Hodei Alutiz

Personal information
- Full name: Hodei Alutiz Salgado
- Date of birth: 26 April 2003 (age 22)
- Place of birth: Vitoria-Gasteiz, Spain
- Height: 1.78 m (5 ft 10 in)
- Position: Right-back

Team information
- Current team: Mirandés B
- Number: 2

Youth career
- Alavés
- La Charca

Senior career*
- Years: Team / Apps / (Gls)
- 2022–: Mirandés B / 92 / (1)
- 2025–: Mirandés / 0 / (0)

= Hodei Alutiz =

Spanish footballer (born 2003)

Hodei Alutiz Salgado (born 26 April 2003) is a Spanish footballer who plays as a right-back for CD Mirandés B.

==Career==
Born in Vitoria-Gasteiz, Álava, Basque Country, Alutiz played for Deportivo Alavés and CD La Charca (an affiliate of CD Mirandés) as a youth. He made his senior debut with the reserve team of the Jabatos on 20 March 2022, coming on as a late substitute in a 2–0 Tercera División RFEF away win over Ciudad Rodrigo CF.
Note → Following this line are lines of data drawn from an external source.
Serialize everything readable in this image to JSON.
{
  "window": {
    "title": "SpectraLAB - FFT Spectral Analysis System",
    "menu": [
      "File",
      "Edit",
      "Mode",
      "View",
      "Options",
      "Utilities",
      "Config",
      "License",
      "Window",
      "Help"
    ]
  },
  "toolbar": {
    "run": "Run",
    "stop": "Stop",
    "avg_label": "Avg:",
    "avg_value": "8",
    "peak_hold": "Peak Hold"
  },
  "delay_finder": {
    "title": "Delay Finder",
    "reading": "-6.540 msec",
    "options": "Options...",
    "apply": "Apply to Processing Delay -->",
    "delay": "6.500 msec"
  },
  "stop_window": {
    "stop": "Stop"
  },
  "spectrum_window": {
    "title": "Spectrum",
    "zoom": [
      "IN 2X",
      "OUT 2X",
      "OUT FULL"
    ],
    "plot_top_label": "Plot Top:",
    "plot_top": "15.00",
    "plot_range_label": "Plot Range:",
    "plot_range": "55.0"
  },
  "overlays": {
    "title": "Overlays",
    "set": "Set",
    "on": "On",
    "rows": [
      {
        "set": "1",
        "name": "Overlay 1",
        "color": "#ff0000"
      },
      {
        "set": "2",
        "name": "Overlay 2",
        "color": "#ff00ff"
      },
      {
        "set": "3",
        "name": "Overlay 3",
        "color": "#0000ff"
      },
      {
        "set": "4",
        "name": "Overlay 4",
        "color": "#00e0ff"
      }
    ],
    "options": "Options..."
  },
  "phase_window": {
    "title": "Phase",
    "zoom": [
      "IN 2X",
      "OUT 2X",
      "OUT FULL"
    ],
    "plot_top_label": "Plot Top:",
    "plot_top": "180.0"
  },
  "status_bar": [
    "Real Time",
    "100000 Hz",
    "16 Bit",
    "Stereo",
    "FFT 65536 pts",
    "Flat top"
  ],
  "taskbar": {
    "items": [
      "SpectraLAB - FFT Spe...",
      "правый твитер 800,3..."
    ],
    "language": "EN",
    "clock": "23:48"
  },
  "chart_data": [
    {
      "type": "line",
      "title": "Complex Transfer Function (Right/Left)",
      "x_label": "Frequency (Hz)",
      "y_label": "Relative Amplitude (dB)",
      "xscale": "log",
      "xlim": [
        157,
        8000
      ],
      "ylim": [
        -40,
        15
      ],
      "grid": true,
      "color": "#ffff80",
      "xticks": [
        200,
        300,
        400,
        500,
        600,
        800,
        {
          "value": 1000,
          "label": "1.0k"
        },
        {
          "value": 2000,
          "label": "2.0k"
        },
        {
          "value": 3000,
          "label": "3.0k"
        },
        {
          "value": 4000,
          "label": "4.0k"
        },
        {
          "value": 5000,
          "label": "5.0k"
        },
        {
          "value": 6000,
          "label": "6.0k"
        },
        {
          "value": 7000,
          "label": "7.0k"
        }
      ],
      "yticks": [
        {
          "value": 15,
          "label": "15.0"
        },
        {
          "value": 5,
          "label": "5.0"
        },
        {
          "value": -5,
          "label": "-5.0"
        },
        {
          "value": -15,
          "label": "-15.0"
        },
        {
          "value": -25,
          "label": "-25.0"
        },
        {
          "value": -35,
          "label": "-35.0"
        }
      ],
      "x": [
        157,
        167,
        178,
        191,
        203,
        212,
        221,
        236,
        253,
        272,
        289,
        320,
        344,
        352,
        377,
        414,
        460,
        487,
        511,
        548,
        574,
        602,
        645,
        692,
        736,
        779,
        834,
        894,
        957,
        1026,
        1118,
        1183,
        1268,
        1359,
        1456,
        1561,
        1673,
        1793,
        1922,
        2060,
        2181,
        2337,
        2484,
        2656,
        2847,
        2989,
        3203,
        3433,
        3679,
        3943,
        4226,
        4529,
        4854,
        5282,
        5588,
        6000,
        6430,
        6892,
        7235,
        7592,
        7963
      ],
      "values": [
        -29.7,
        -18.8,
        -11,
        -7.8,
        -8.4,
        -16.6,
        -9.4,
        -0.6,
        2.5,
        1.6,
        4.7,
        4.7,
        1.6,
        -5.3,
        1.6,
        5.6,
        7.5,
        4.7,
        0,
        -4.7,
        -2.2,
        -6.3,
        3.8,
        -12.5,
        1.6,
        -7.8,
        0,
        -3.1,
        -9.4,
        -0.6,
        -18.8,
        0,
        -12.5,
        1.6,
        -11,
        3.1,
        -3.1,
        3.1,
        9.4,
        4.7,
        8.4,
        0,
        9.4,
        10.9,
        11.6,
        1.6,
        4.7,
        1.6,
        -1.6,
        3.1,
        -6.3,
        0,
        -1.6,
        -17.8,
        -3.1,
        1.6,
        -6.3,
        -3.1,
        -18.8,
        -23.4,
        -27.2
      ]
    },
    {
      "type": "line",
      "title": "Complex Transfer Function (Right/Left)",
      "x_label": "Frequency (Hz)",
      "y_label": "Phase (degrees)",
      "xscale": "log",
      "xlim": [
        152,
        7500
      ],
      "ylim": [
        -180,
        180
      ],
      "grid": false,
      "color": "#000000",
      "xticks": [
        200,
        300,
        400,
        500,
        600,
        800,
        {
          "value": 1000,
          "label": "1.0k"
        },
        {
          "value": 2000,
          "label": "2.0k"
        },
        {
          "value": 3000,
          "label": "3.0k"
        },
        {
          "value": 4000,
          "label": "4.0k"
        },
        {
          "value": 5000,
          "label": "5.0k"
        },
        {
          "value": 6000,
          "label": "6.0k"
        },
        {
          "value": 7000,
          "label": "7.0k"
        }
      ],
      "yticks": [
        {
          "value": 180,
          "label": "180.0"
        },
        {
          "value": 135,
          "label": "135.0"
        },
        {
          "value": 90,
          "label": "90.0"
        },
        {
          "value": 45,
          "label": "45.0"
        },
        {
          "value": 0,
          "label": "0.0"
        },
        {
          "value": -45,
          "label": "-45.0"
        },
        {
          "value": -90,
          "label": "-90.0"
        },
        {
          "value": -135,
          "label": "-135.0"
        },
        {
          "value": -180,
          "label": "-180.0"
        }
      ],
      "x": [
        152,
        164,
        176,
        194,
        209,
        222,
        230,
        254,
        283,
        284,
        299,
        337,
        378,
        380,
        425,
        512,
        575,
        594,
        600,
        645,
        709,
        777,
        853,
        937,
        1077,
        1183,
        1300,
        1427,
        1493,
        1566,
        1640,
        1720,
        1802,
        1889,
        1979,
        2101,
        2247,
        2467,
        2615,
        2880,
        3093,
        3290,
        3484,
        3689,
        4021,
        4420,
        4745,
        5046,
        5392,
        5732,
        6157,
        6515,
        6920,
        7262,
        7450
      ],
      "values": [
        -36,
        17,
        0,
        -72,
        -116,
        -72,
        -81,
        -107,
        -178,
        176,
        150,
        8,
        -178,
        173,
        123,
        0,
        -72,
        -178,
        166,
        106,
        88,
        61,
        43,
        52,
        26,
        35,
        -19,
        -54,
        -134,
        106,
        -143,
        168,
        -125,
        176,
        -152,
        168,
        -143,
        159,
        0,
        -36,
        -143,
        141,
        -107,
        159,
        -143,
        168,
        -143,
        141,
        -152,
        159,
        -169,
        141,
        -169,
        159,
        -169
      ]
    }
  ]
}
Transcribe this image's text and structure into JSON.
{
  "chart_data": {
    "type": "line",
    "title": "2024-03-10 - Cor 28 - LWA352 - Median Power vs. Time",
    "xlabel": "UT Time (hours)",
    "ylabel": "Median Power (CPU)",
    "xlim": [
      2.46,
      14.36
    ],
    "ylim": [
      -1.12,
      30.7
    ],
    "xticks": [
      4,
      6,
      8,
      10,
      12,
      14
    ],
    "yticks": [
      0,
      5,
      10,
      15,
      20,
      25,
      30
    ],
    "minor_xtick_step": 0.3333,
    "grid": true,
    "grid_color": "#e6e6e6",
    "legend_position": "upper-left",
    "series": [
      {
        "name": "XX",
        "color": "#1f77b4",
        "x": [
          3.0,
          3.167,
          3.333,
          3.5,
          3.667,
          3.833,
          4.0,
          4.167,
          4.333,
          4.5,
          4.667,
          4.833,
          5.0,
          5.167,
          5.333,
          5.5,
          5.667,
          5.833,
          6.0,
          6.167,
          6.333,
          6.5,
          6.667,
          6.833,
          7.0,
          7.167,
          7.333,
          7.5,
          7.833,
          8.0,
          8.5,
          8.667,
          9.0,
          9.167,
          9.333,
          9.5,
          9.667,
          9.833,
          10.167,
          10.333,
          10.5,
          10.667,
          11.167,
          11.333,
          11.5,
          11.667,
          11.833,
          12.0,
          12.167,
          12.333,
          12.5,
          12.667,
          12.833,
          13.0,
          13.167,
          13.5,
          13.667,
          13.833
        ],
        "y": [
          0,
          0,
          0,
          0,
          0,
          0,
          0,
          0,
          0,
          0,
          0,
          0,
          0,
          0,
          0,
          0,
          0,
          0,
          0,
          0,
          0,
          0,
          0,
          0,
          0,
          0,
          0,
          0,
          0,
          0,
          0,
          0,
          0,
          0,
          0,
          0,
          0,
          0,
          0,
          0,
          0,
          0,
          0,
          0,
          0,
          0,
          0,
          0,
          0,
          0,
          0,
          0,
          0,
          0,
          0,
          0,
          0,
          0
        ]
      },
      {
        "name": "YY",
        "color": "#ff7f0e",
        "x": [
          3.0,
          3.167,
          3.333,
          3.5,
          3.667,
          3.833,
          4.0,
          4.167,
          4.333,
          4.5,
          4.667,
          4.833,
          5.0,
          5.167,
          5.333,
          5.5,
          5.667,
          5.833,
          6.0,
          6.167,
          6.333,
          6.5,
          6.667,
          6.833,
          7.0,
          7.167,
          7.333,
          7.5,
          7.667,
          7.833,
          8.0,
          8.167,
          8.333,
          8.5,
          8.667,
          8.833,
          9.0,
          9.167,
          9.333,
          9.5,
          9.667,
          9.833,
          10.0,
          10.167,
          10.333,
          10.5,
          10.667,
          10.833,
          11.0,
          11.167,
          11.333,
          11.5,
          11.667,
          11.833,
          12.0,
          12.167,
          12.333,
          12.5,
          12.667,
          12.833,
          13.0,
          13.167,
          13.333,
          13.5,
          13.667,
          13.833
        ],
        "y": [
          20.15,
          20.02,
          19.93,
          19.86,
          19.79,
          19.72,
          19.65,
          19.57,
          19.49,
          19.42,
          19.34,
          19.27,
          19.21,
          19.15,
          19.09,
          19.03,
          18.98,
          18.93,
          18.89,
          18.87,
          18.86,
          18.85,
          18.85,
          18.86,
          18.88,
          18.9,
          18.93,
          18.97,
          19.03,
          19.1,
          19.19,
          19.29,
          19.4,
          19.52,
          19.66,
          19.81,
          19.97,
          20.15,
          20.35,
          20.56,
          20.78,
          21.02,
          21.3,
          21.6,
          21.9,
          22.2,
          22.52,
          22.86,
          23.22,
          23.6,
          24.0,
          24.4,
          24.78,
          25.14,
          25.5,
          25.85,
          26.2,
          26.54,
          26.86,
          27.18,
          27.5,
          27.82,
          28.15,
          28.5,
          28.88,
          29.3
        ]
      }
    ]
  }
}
Definitely promoted to the B-side in July 2022, Alutiz established himself as a regular starter, and subsequently became team captain. He made his first team debut on 29 October 2025, replacing fellow debutant Aarón Cámara at extra-time in a 1–1 away draw (4–3 penalty win) against Atlético Astorga FC, for the season's Copa del Rey.

Alutiz made his professional debut on 3 December 2025, starting in a 2–0 home loss to Sporting de Gijón, also for the national cup.